Last weekend HUMNEWS visited the main crossing between the two countries at the Maseru Bridge. Pedestrians and car drivers alike were reporting waits of up to 90 minutes Friday. However diplomats and expatriate business people say they have also experienced waits up to four hours to make a crossing that used to take just 5 minutes.
The costly bottleneck started in the run-up to the World Cup in June, when South Africa unilaterally slapped new conditions on Lesotho nationals. The change - reportedly demanded by FIFA amid reports of criminality originating from Lesotho - meant that passports needed to be produced for entry into South Africa instead of just six-month certificates that did not require time-consuming id scans.
During Friday's inspection, HUMNEWS calculated at least a one to two minute processing times per traveller. To make matters worse, the South Africans have only one pedestrian checkpoint in each direction and few vehicle booths.
For the expatriate community and for business people crossing back and forth on day trips, the delays translate into huge delays - and costs. One hotel manager who lives in Ladybrand - a popular border town on the South African side of the border - complained it has turned a commute that had taken just 30 minutes into a multi hour headache.
People had hoped that the misery would be alleviated when South African President Jacob Zuma visited Lesotho last month on an official state visit. But according to published reports the issue was hardly raised, if at all. The Government of Lesotho has little leverage on its larger, wealthier neighbour as it relies on the latter for most of its food supply.
It’s not only ordinary people and commuters being inconvenienced. Trucks laden with crucial imports are also stuck in long lines. On Friday the only vehicles that moved quickly were in a heavily guarded armoured vehicle convey carrying diamonds - a crucial export from Lesotho.

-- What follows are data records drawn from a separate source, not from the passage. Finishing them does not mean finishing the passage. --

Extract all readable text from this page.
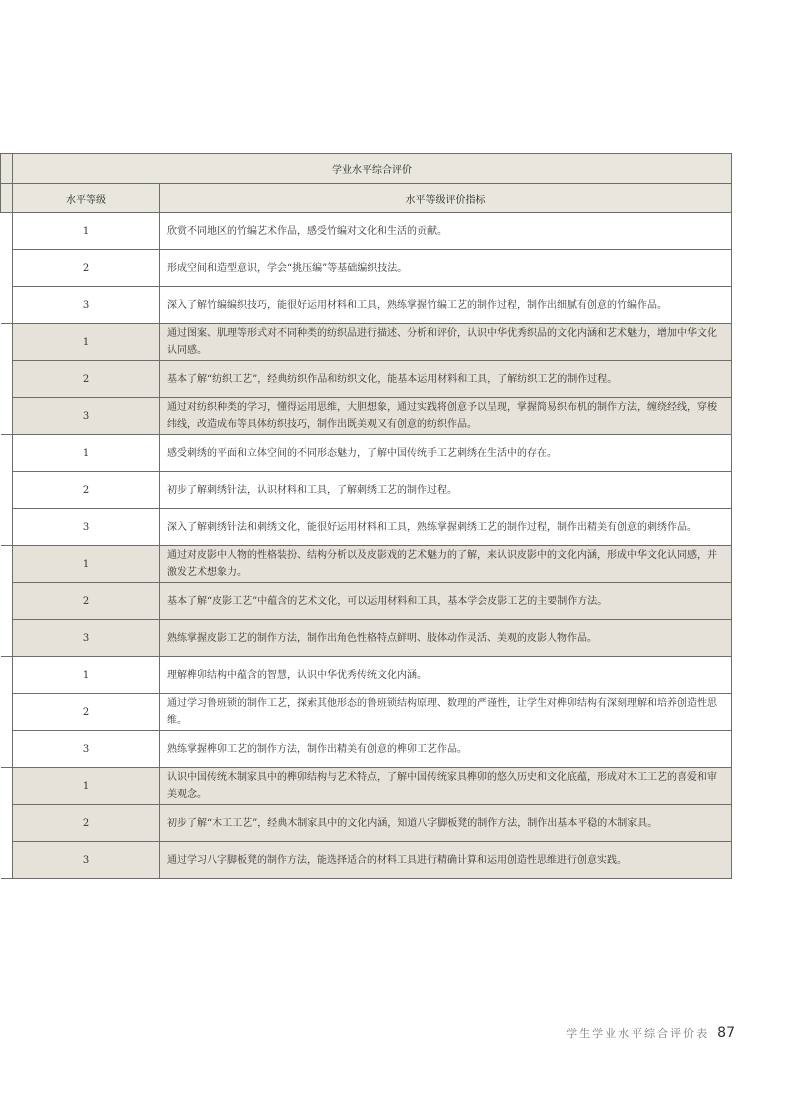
	学业水平综合评价	
	水平等级	水平等级评价指标
	1	欣赏不同地区的竹编艺术作品，感受竹编对文化和生活的贡献。
	2	形成空间和造型意识，学会“挑压编”等基础编织技法。
	3	深入了解竹编编织技巧，能很好运用材料和工具，熟练掌握竹编工艺的制作过程，制作出细腻有创意的竹编作品。
	1	通过图案、肌理等形式对不同种类的纺织品进行描述、分析和评价，认识中华优秀织品的文化内涵和艺术魅力，增加中华文化认同感。
	2	基本了解“纺织工艺”，经典纺织作品和纺织文化，能基本运用材料和工具，了解纺织工艺的制作过程。
	3	通过对纺织种类的学习，懂得运用思维，大胆想象，通过实践将创意予以呈现，掌握简易织布机的制作方法，缠绕经线，穿梭纬线，改造成布等具体纺织技巧，制作出既美观又有创意的纺织作品。
	1	感受刺绣的平面和立体空间的不同形态魅力，了解中国传统手工艺刺绣在生活中的存在。
	2	初步了解刺绣针法，认识材料和工具，了解刺绣工艺的制作过程。
	3	深入了解刺绣针法和刺绣文化，能很好运用材料和工具，熟练掌握刺绣工艺的制作过程，制作出精美有创意的刺绣作品。
	1	通过对皮影中人物的性格装扮、结构分析以及皮影戏的艺术魅力的了解，来认识皮影中的文化内涵，形成中华文化认同感，并激发艺术想象力。
	2	基本了解“皮影工艺”中蕴含的艺术文化，可以运用材料和工具，基本学会皮影工艺的主要制作方法。
	3	熟练掌握皮影工艺的制作方法，制作出角色性格特点鲜明、肢体动作灵活、美观的皮影人物作品。
	1	理解榫卯结构中蕴含的智慧，认识中华优秀传统文化内涵。
	2	通过学习鲁班锁的制作工艺，探索其他形态的鲁班锁结构原理、数理的严谨性，让学生对榫卯结构有深刻理解和培养创造性思维。
	3	熟练掌握榫卯工艺的制作方法，制作出精美有创意的榫卯工艺作品。
	1	认识中国传统木制家具中的榫卯结构与艺术特点，了解中国传统家具榫卯的悠久历史和文化底蕴，形成对木工工艺的喜爱和审美观念。
	2	初步了解“木工工艺”，经典木制家具中的文化内涵，知道八字脚板凳的制作方法，制作出基本平稳的木制家具。
	3	通过学习八字脚板凳的制作方法，能选择适合的材料工具进行精确计算和运用创造性思维进行创意实践。
学生学业水平综合评价表 87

The border changes couldn't come at a worse time for Lesotho, one of the poorest nations in the world. The country of 2-million is struggling to deal with the impact of the global economy crisis - which has slowed the flow of foreign remittances and triggered at least 10,000 layoffs in the garment industry. One of Lesotho's main streams of income - revenue from the South African Customs Union - has been dropping, from 35% of GDP in 2009/10 to a meager 14% in 2010/11, according to the World Bank. Since 1990, an estimated 65,000 mining jobs based in South Africa have been lost.
The new controls are also hurting border businesses on the South African side. Lesotho national and expatriates who used to cross on weekend are cutting down on spontaneous cross-border shopping trips.

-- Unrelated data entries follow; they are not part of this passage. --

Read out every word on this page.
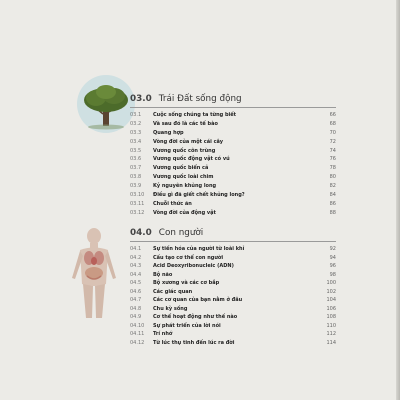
03.0 Trái Đất sống động
03.1	Cuộc sống chúng ta từng biết	66
03.2	Và sau đó là các tế bào	68
03.3	Quang hợp	70
03.4	Vòng đời của một cái cây	72
03.5	Vương quốc côn trùng	74
03.6	Vương quốc động vật có vú	76
03.7	Vương quốc biển cả	78
03.8	Vương quốc loài chim	80
03.9	Kỷ nguyên khủng long	82
03.10	Điều gì đã giết chết khủng long?	84
03.11	Chuỗi thức ăn	86
03.12	Vòng đời của động vật	88
04.0 Con người
04.1	Sự tiến hóa của người từ loài khỉ	92
04.2	Cấu tạo cơ thể con người	94
04.3	Acid Deoxyribonucleic (ADN)	96
04.4	Bộ não	98
04.5	Bộ xương và các cơ bắp	100
04.6	Các giác quan	102
04.7	Các cơ quan của bạn nằm ở đâu	104
04.8	Chu kỳ sống	106
04.9	Cơ thể hoạt động như thế nào	108
04.10	Sự phát triển của lời nói	110
04.11	Trí nhớ	112
04.12	Từ lúc thụ tinh đến lúc ra đời	114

Diplomats have expressed concern about serious medical cases being tied up at the border due to the new controls. And business owners worry about the knock-on effect it will have on Lesotho's small but important tourism and convention business. There are frequent and convenient daily flights between Maseru and Johannesburg - operated and controlled by South African Airways - but flights tend to be expensive and fill-up quickly.
Expatriate workers say if the border chaos continues for much longer, it could make it harder to attract aid workers and consultants to the small nation. "Being able to crossing on a moment's notice into South Africa on weekends - even if just to walk our dogs - is one of the biggest benefits of working here," said one.
Part of the government's new economic policy is to transform Maseru into a dynamic economic node, integrated with the southern African regional economy. It also wants to link Lesotho small agribusiness into the high end of the South African value chain. But these goals now seem more distant than even with the ongoing border squeeze.